If your favorite resolution you slaved over for months to word just right to get your cherished pet peeve in the rules changed, try not to get too upset if it has to wait another year. Masonic governance has always moved with the dazzling speed of a drugged brontosaurus with a full belly on a hot, lazy day anyway. 

Just remember the most important admonition given to the U.S. government within the Constituion itself. The finest words in the entire document are: "Congress shall make no law..." 

Think of all the trouble it would have saved if only they had stopped writing right there.


Meanwhile, elsewhere...



Interview: 'Meet, Act and Part' with Roger S. VanGorden


My friend, Brother, and longtime Masonic mentor, Roger S. VanGorden, was interviewed last week by Bill Hosler, Darin Lahners, and Greg Knott on the Meet, Act and Part podcast about the Masonic Renewal Committee and the Be A Freemason public awareness campaign. 

If you aren't familiar with Roger, you really should be. He's a Past Grand Master of Indiana, the founding President of the Masonic Society, and he's been a tireless champion for the fraternity for over four decades now. His program for the MRC about improving Stated Meetings is excellent.

Roger isn't just spitballing somebody else's ideas. His concepts and recommendations have been borne out of direct experience with resurrecting at least two formerly foundering lodges, helping to create a new one from scratch, plus steering countless local appendant body chapters or groups. After every Masonic meeting for as long as I've known him, his overriding concern is always, "How did you feel the meeting went?" He wants to know what worked, what didn't, what was good, what was dull, did everyone like the food, and did everyone enjoy themselves. Most of all, was the lodge or other group providing the very best possible experience for its members? And he is a firm believer in constantly communicating with members.

"All Freemasonry is local," has been Roger's mantra since the day I met him, and I've never found any evidence to convince me otherwise. For the last several years, he's been taking his evangel about fixing stated meetings on the road, and he's been trying to influence the guys who can do the most good with the message.

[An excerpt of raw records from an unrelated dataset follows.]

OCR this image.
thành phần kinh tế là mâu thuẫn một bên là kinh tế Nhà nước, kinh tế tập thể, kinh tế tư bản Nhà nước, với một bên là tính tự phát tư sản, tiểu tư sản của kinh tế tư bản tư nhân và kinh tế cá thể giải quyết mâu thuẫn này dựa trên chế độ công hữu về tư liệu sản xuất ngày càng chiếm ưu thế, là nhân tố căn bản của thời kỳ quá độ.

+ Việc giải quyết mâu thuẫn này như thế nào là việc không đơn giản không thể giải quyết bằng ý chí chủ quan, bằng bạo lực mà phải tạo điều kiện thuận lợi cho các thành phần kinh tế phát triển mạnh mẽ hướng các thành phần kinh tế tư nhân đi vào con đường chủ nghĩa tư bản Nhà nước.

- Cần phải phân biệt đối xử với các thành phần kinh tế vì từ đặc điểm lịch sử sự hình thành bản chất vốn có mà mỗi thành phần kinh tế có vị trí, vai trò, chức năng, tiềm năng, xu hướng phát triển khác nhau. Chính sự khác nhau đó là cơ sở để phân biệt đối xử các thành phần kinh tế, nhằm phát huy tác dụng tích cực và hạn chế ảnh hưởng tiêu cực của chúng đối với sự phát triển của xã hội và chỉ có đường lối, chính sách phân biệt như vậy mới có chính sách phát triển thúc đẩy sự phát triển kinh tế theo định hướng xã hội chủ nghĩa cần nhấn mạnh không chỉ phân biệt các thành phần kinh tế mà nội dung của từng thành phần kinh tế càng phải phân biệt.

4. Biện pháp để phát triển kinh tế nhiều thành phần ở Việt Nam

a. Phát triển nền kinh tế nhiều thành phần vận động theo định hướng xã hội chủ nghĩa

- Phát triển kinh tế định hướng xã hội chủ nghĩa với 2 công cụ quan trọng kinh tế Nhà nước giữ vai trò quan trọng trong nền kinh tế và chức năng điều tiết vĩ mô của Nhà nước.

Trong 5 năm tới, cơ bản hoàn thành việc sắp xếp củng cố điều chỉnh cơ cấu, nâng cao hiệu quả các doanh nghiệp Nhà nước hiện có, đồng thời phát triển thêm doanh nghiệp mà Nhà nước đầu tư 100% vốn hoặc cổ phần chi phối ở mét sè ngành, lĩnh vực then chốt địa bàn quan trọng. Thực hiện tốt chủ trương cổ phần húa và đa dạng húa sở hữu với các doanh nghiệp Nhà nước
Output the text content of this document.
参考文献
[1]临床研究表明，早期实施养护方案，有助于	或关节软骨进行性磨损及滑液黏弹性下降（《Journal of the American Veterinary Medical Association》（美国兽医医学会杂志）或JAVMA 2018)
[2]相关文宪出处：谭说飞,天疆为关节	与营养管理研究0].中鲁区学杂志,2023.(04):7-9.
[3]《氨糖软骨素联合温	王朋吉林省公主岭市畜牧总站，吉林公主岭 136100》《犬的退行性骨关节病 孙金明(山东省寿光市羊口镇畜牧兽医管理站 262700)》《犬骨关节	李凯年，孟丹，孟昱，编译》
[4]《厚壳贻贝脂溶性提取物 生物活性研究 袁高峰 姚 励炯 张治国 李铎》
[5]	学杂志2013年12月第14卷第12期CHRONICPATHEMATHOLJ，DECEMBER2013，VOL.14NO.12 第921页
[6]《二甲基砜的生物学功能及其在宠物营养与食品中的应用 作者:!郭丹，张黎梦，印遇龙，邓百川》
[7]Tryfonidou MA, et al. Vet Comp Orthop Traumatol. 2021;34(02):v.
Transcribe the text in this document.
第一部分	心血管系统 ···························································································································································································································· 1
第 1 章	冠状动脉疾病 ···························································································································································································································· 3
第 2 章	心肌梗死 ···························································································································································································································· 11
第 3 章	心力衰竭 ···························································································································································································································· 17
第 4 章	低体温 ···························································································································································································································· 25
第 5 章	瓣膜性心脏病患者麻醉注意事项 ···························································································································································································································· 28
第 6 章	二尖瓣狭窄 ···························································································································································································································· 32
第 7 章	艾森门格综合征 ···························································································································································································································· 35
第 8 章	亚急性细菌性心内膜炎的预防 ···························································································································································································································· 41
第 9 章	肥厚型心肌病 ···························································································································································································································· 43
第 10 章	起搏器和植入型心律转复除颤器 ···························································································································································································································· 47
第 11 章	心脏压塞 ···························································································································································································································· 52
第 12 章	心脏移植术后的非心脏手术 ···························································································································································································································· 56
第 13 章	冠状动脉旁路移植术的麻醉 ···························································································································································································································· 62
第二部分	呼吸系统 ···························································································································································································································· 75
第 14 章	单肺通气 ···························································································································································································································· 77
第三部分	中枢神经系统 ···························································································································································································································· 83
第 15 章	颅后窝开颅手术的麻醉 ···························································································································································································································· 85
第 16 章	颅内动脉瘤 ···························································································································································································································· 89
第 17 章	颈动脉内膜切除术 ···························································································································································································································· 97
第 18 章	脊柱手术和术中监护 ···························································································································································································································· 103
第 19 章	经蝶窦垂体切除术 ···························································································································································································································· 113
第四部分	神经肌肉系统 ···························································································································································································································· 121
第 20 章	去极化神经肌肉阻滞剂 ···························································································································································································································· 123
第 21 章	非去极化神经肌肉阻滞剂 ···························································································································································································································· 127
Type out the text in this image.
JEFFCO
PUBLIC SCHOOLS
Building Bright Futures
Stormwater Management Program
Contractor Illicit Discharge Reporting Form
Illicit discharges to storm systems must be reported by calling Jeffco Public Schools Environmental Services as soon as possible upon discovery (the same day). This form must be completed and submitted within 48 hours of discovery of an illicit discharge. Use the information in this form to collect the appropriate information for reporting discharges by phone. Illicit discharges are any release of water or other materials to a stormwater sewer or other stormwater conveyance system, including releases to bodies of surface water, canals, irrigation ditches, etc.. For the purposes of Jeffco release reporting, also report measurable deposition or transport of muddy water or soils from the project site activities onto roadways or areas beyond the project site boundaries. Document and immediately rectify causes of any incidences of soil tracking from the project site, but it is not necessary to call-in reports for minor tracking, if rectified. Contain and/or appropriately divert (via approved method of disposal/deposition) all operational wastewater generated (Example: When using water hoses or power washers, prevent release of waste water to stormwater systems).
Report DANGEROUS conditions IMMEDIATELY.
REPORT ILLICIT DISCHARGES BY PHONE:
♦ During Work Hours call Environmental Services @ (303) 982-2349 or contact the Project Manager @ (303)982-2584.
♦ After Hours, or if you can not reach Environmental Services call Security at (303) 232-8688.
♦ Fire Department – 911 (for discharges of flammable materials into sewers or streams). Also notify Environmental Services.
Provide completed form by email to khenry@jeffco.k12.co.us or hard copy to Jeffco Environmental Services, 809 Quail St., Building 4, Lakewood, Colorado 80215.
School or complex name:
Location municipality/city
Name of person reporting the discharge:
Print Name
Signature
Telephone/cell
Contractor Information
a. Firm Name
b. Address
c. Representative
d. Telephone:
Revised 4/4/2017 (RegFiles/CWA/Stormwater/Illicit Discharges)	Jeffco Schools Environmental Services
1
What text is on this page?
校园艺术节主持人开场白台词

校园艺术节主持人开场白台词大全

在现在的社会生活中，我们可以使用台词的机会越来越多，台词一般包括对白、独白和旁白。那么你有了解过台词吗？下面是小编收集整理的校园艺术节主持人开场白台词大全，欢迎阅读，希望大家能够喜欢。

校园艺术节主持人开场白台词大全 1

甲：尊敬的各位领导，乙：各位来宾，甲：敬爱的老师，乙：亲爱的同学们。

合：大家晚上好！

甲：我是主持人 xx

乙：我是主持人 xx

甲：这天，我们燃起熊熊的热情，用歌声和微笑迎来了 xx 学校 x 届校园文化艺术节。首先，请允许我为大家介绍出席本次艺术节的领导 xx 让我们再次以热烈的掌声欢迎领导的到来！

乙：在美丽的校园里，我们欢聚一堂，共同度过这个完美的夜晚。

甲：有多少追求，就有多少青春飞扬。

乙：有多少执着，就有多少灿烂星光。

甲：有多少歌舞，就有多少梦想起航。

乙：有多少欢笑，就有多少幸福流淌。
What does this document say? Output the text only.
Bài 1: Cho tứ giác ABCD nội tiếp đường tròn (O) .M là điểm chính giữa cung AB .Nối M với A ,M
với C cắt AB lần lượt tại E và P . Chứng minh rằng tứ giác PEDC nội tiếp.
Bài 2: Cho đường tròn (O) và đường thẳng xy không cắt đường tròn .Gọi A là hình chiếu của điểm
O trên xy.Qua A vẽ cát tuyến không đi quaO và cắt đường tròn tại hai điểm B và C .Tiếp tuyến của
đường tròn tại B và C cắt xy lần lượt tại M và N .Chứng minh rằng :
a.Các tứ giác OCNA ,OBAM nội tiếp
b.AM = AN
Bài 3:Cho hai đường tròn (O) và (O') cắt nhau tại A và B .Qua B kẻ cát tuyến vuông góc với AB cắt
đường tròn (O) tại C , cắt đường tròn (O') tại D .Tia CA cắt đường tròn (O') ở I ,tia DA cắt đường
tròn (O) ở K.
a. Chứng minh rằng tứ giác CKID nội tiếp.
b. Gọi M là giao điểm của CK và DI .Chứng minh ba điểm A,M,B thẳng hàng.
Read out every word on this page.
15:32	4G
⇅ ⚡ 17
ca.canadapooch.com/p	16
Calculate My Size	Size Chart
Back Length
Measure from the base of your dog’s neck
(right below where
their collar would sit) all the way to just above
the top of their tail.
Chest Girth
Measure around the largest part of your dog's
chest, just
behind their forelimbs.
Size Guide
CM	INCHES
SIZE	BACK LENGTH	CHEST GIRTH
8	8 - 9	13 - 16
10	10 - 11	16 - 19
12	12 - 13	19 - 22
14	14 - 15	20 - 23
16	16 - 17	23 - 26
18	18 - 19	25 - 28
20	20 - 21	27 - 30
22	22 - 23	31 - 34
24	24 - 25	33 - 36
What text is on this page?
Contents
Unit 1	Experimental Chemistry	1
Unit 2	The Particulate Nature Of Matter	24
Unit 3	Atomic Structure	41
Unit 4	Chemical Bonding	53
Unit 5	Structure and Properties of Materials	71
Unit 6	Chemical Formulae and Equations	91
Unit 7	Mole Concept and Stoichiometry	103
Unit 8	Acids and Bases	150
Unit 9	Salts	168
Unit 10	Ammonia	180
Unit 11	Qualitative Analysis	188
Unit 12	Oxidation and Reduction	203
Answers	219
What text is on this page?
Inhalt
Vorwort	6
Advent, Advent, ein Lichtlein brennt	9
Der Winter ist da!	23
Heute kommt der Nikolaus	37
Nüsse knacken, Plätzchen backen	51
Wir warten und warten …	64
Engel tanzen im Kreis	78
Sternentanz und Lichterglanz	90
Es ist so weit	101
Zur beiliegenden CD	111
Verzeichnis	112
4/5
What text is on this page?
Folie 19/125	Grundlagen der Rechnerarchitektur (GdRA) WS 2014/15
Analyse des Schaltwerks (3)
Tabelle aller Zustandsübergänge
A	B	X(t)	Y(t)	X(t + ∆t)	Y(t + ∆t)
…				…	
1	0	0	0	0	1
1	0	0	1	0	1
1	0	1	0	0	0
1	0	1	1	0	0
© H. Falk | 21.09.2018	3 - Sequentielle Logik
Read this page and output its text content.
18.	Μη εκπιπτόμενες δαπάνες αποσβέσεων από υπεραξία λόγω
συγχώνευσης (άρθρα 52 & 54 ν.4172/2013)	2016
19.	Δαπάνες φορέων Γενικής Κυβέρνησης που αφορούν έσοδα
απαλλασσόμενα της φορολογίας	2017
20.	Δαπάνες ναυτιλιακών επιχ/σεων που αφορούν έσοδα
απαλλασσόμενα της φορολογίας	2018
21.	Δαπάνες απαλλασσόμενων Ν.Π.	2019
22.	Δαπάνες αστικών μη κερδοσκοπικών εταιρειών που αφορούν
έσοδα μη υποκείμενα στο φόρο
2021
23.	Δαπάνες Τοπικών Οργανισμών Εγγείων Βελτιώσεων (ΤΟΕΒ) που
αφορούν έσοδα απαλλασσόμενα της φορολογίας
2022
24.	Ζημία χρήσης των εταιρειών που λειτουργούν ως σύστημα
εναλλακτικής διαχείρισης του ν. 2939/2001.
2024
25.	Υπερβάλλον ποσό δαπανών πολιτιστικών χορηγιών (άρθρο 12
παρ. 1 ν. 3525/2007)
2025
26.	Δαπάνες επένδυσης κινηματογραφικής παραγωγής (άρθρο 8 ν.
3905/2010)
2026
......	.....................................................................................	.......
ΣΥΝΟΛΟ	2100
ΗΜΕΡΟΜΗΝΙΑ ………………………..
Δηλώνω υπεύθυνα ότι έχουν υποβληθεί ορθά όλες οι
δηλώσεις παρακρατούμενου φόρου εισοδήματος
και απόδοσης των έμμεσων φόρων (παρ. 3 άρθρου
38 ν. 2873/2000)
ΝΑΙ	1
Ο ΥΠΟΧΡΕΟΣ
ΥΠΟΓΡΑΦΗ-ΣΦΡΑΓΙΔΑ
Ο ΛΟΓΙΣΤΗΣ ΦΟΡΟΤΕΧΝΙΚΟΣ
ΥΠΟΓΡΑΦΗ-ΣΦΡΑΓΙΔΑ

He's given programs at the last few Conferences of Grand Masters in the hopes that grand masters will steal the ideas and claim them as their own. But nothing precludes anyone from acting. Take it upon yourself to fix your lodge and your meetings, and your membership worries will begin to fade.
(You should see an inline player below, but if not here's the link:)


Listen to "Meet, Act and Part Episode 4-MWB Roger S. VanGorden" on Spreaker.




Over the last two years, the Scottish Rite Northern Masonic Jurisdiction's comprehensive "Not Just A Man. A Mason." advertising campaign for Craft Freemasonry has been enthusiastically adopted all across the U.S. and elsewhere by grateful grand lodges and individual lodges alike. Not content to rest on their laurels, the campaign has launched an entire website dedicated to explaining just who and what Freemasons are, what we stand for, and how to join in your state or community. 



Interested in becoming a Freemason?

The new website www.beafreemason.org is co-sponsored by the Scottish Rite Northern and Southern Jurisdictions of the Scottish Rite, as well as Shriners International, and it builds off of the Not Just A Man, A Mason campaign. The new site is tasteful, well written, well conceived, and beautifully executed. It is deliberately generic enough so that any grand lodge jurisdiction, local lodge, or even appendant body can confidently direct the public to it to effectively explain and promote the fraternity, and provide a way to seek more information about joining a lodge.